Knowing your appliances
Our electricity usage, hence our bills, depends on both the appliances we use and how we use them.
Appliances can be divided into those that create heat like a stove or iron, which tend to use a lot of energy, and those that are mechanical, like a fan.
But even a large computer will create heat, so it isn’t simple.
If you are selecting a new appliance, it is important to compare models for efficiency, as well as appearance and durability.
Each electrical appliance has a star rating, which, for example, compares one model of an iron with another.
The energy usage, in watts, is written on the back. The usage on electricity bills are in kilowatts per hour (kWh) or 1000 watts per hour.
Most of your appliances list usage on the back.
Another way to check is to borrow an energy testing kit from the library.
It can be a great family project to guess about what each appliance will use and then test it by plugging in the meter between the wall socket and the appliance.

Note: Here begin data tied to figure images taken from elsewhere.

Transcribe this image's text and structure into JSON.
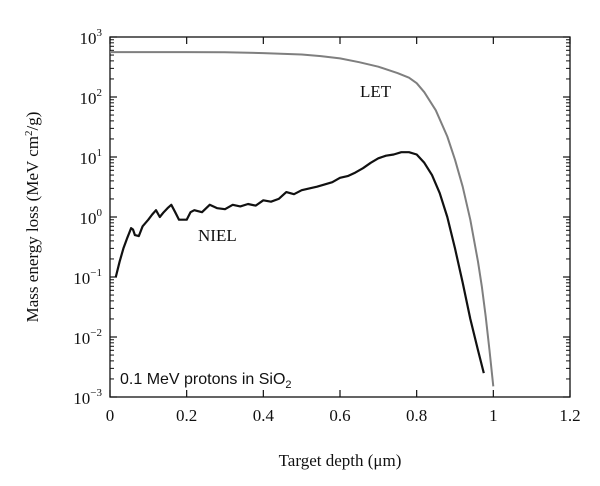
{
  "chart_data": {
    "type": "line",
    "xlabel": "Target depth (μm)",
    "ylabel": "Mass energy loss (MeV cm²/g)",
    "ylabel_parts": {
      "before": "Mass energy loss (MeV cm",
      "sup": "2",
      "after": "/g)"
    },
    "xlim": [
      0,
      1.2
    ],
    "ylim": [
      0.001,
      1000
    ],
    "yscale": "log",
    "grid": false,
    "x_ticks": [
      "0",
      "0.2",
      "0.4",
      "0.6",
      "0.8",
      "1",
      "1.2"
    ],
    "y_ticks": [
      {
        "base": "10",
        "exp": "3",
        "value": 1000
      },
      {
        "base": "10",
        "exp": "2",
        "value": 100
      },
      {
        "base": "10",
        "exp": "1",
        "value": 10
      },
      {
        "base": "10",
        "exp": "0",
        "value": 1
      },
      {
        "base": "10",
        "exp": "−1",
        "value": 0.1
      },
      {
        "base": "10",
        "exp": "−2",
        "value": 0.01
      },
      {
        "base": "10",
        "exp": "−3",
        "value": 0.001
      }
    ],
    "annotation": {
      "before": "0.1 MeV protons in SiO",
      "sub": "2"
    },
    "series": [
      {
        "name": "LET",
        "color": "#7f7f7f",
        "x": [
          0.0,
          0.1,
          0.2,
          0.3,
          0.4,
          0.5,
          0.55,
          0.6,
          0.65,
          0.7,
          0.75,
          0.78,
          0.8,
          0.82,
          0.85,
          0.88,
          0.9,
          0.92,
          0.94,
          0.96,
          0.97,
          0.98,
          0.99,
          1.0
        ],
        "y": [
          560,
          560,
          560,
          555,
          540,
          510,
          480,
          440,
          380,
          320,
          250,
          210,
          170,
          120,
          60,
          22,
          9,
          3.2,
          0.9,
          0.18,
          0.07,
          0.022,
          0.006,
          0.0015
        ]
      },
      {
        "name": "NIEL",
        "color": "#111111",
        "x": [
          0.015,
          0.025,
          0.035,
          0.045,
          0.055,
          0.06,
          0.065,
          0.075,
          0.085,
          0.1,
          0.11,
          0.12,
          0.13,
          0.14,
          0.15,
          0.16,
          0.17,
          0.18,
          0.2,
          0.21,
          0.22,
          0.24,
          0.26,
          0.28,
          0.3,
          0.32,
          0.34,
          0.36,
          0.38,
          0.4,
          0.42,
          0.44,
          0.46,
          0.48,
          0.5,
          0.52,
          0.54,
          0.56,
          0.58,
          0.6,
          0.62,
          0.64,
          0.66,
          0.68,
          0.7,
          0.72,
          0.74,
          0.76,
          0.78,
          0.8,
          0.82,
          0.84,
          0.86,
          0.88,
          0.9,
          0.92,
          0.94,
          0.96,
          0.975
        ],
        "y": [
          0.1,
          0.18,
          0.3,
          0.45,
          0.65,
          0.62,
          0.5,
          0.48,
          0.7,
          0.9,
          1.1,
          1.3,
          1.0,
          1.2,
          1.4,
          1.6,
          1.2,
          0.9,
          0.9,
          1.2,
          1.3,
          1.2,
          1.6,
          1.4,
          1.35,
          1.6,
          1.5,
          1.65,
          1.55,
          1.9,
          1.8,
          2.0,
          2.6,
          2.4,
          2.8,
          3.0,
          3.2,
          3.5,
          3.8,
          4.5,
          4.8,
          5.5,
          6.5,
          8.0,
          9.5,
          10.5,
          11.0,
          12.0,
          12.0,
          11.0,
          8.0,
          5.0,
          2.5,
          1.0,
          0.3,
          0.08,
          0.02,
          0.006,
          0.0025
        ]
      }
    ]
  }
}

Turning all appliances off at the wall that have a standby light, like a TV, can save up to 10 per cent of the electricity used in some households.
Knowing your bill
Your electricity bill has two charges, one for usage in kWh, the second a daily charge to cover the retailers’ costs. Usage comprises the accumulated use of all your appliances per month.
An oven, for example, uses about 2.4 kilowatts per hour or about $0.75. If we use it three times a week, that amounts to about $9 per month.

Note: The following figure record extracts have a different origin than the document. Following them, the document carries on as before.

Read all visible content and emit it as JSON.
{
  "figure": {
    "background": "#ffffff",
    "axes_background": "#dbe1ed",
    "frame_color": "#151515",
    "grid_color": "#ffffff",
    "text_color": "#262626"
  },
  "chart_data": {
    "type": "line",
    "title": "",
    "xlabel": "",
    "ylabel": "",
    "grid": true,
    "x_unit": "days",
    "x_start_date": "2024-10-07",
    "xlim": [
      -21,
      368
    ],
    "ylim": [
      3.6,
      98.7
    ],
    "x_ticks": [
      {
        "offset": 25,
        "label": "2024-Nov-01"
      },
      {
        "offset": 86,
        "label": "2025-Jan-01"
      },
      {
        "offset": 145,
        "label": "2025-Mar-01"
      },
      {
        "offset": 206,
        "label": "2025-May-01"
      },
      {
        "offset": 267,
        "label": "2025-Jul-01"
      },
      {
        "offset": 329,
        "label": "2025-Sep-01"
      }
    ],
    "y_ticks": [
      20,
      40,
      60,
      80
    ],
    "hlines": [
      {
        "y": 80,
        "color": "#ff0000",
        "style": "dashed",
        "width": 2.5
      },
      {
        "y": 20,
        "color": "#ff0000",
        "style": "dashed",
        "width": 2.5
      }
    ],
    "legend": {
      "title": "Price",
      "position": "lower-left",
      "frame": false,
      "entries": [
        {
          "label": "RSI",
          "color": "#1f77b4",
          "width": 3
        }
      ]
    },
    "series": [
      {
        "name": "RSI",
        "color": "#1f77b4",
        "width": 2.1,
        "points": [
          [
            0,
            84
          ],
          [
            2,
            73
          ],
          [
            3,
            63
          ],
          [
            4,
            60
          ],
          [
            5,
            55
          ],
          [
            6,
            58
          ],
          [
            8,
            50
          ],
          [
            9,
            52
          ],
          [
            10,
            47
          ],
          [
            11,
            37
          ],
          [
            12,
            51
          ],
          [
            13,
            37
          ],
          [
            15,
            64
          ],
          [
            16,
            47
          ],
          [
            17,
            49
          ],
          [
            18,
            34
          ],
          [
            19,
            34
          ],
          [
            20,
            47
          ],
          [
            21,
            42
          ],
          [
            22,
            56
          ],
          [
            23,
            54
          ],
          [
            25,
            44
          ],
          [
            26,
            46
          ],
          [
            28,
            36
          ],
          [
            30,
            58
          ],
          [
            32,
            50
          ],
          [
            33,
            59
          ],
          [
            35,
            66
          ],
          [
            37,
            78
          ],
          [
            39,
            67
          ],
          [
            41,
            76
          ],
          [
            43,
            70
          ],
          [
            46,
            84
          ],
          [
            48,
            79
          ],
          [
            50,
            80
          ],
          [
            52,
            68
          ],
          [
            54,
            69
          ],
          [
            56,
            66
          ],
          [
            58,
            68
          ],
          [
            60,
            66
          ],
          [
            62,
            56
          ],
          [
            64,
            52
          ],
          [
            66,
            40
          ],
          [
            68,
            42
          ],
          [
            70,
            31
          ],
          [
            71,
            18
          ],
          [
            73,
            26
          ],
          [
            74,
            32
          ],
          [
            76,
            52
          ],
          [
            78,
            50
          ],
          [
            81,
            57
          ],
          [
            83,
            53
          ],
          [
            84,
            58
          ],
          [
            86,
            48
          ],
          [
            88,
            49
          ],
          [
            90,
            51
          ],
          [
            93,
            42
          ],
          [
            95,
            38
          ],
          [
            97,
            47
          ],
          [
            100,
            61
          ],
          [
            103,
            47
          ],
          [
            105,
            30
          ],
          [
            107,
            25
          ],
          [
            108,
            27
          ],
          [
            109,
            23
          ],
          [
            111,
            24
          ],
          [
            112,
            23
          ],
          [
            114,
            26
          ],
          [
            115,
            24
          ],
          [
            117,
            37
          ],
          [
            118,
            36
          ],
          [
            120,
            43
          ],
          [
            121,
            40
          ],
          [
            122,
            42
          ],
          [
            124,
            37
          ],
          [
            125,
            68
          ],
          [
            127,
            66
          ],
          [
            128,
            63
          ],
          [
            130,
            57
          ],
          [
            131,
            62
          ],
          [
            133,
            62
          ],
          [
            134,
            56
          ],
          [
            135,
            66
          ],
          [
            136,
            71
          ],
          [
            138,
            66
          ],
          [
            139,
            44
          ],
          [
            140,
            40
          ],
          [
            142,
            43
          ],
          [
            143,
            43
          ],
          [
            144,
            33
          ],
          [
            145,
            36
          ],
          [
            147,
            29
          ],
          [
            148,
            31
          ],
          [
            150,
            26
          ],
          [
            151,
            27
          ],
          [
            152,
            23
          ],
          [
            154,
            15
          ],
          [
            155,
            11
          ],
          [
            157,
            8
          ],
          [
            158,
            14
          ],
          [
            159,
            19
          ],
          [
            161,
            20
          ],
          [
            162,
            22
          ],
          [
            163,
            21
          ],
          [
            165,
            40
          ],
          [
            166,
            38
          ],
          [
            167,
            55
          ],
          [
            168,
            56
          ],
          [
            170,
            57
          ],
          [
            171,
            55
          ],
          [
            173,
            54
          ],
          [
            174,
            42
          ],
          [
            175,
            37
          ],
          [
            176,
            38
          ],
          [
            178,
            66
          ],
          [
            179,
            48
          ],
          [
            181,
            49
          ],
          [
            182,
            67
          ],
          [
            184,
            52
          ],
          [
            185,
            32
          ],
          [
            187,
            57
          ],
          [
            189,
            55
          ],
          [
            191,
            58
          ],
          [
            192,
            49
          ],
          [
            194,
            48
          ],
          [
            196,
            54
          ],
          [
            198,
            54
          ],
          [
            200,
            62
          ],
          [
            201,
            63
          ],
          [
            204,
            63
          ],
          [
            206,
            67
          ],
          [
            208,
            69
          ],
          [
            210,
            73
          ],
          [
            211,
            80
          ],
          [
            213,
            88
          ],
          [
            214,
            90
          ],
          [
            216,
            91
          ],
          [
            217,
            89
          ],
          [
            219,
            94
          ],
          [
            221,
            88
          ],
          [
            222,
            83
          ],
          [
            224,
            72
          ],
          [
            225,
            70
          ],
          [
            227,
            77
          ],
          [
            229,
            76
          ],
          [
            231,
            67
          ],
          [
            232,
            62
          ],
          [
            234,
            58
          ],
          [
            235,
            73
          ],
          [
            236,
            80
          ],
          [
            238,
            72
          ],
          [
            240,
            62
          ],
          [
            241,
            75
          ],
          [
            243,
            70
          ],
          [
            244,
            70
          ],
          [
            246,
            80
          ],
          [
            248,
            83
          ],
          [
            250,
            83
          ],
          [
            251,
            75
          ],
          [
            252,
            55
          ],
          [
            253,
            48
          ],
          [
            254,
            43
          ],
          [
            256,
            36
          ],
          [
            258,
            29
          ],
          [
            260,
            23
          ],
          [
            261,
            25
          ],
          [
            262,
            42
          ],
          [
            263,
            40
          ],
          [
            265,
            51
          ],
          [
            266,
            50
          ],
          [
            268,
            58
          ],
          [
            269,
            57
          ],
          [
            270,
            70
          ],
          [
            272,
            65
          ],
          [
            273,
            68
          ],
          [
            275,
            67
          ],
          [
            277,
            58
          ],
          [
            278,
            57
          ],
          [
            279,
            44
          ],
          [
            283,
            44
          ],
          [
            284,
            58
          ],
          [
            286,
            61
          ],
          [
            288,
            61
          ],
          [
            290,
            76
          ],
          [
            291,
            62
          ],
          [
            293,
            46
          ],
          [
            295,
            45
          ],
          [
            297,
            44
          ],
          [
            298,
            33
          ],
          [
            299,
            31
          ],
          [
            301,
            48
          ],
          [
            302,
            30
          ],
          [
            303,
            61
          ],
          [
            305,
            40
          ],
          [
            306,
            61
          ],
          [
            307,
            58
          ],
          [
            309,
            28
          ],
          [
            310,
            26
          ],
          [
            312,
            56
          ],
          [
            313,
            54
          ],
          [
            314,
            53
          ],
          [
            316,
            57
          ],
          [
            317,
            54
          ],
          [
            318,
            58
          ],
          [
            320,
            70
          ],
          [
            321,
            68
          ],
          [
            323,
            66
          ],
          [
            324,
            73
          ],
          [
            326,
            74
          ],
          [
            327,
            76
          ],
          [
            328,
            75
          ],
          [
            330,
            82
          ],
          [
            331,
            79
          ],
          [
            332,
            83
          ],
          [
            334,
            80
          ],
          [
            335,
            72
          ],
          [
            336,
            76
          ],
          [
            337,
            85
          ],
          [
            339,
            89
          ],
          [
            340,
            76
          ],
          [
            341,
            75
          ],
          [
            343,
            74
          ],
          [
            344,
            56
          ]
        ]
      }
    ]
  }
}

And that’s just the oven. A stove uses more, a clothes drier about the same, a clothes washer about half as much.
It all mounts up in your bill.
What to do about it
We have some choices.
If we need to replace an appliance, choosing the most efficient one will have cumulative benefit over its lifetime.

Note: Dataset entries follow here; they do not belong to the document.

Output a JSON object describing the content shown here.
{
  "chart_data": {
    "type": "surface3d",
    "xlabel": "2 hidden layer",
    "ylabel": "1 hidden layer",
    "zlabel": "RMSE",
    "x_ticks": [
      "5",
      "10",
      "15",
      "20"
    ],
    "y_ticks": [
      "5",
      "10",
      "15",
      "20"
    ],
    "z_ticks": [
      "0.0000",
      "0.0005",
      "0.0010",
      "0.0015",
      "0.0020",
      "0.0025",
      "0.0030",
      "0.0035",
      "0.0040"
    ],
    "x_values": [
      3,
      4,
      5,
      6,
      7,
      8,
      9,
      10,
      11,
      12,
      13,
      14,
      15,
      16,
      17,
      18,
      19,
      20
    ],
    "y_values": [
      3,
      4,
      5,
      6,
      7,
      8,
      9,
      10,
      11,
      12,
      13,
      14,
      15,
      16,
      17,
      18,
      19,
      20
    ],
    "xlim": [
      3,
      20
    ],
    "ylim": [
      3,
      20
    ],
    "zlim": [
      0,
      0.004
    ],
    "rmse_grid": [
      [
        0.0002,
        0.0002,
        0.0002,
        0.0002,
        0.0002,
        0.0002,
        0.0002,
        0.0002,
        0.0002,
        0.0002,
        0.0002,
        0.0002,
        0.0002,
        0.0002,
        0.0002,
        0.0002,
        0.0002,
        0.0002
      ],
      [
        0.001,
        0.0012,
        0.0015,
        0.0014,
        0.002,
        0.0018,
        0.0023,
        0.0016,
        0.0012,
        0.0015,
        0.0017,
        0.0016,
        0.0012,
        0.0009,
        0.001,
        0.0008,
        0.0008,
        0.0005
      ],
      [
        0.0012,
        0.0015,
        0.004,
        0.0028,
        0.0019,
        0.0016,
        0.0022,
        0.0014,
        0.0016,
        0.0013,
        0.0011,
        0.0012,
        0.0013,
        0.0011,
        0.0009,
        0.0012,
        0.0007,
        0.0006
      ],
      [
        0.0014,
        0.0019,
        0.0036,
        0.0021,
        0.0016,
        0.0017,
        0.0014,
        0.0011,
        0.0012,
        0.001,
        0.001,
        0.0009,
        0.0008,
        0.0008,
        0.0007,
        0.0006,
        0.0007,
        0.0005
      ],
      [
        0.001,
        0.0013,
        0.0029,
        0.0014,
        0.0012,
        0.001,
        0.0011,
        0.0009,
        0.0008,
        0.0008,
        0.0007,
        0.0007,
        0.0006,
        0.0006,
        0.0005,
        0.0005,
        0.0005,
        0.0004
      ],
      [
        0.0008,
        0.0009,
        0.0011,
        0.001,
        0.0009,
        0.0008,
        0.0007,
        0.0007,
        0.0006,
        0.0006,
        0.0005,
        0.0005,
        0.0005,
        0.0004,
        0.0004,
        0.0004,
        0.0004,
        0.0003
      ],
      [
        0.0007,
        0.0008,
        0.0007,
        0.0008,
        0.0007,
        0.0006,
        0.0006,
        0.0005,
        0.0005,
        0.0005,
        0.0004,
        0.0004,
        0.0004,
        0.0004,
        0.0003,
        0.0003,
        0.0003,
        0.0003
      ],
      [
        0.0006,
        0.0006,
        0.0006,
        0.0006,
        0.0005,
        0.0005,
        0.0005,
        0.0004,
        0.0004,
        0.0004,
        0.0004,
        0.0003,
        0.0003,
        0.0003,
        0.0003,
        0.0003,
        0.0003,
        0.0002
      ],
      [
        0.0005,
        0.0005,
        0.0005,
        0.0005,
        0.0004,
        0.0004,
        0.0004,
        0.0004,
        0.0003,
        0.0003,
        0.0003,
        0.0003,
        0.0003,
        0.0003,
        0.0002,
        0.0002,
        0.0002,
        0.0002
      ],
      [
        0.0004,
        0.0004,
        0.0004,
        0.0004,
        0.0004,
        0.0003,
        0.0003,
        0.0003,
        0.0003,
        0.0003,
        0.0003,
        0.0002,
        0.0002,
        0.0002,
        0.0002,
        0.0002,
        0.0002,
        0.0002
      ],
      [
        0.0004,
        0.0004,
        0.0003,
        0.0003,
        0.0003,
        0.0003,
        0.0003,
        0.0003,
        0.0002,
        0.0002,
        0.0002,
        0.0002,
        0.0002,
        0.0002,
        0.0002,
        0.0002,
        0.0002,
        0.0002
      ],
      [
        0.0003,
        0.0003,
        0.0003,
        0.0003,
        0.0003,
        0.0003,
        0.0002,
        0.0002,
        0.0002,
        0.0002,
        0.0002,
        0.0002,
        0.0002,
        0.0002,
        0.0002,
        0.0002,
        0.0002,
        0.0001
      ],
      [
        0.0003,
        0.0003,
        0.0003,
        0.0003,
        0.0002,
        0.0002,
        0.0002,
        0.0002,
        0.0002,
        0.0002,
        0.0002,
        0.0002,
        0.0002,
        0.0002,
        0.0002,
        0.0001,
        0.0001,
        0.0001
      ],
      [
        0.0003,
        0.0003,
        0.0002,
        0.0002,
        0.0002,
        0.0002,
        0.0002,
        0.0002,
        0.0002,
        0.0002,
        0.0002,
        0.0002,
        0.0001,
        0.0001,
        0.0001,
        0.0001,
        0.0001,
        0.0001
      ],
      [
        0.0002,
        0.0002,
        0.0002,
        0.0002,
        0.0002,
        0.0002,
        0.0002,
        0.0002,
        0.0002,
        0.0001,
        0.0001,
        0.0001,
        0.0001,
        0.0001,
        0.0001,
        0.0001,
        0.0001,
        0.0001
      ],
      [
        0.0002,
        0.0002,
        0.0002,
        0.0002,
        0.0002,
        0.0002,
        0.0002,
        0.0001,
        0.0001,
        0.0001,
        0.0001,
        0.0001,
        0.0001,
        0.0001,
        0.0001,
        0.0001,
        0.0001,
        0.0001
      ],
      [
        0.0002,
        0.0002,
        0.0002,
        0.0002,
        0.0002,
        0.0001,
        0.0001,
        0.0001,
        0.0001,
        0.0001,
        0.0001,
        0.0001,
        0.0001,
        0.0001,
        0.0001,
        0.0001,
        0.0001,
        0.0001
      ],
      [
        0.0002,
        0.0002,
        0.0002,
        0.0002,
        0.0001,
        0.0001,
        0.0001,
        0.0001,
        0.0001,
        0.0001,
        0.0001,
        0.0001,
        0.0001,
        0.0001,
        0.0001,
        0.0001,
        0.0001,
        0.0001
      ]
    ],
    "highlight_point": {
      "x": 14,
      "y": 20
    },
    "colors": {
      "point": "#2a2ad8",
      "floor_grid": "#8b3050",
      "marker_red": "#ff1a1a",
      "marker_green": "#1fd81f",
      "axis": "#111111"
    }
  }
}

This may mean changing the type of appliance, for example, switching to an induction stove from a regular electric stove saves about 30 per cent on your cooking costs.
We can make tiny changes, like only putting as much water in a kettle as we want. Boiling one cup of water uses about 60 per cent less energy than a full kettle.
Turning all appliances off at the wall that have a standby light, like a television, can save up to10 per cent of the electricity used in some households.
Opening your curtains while the sun is shining in winter and closing them when it begins to get dark can save on heating bills, as can short showers if you have a gas or electric hot water heater.
If we each make choices that help lower our bills, our national energy use will decrease.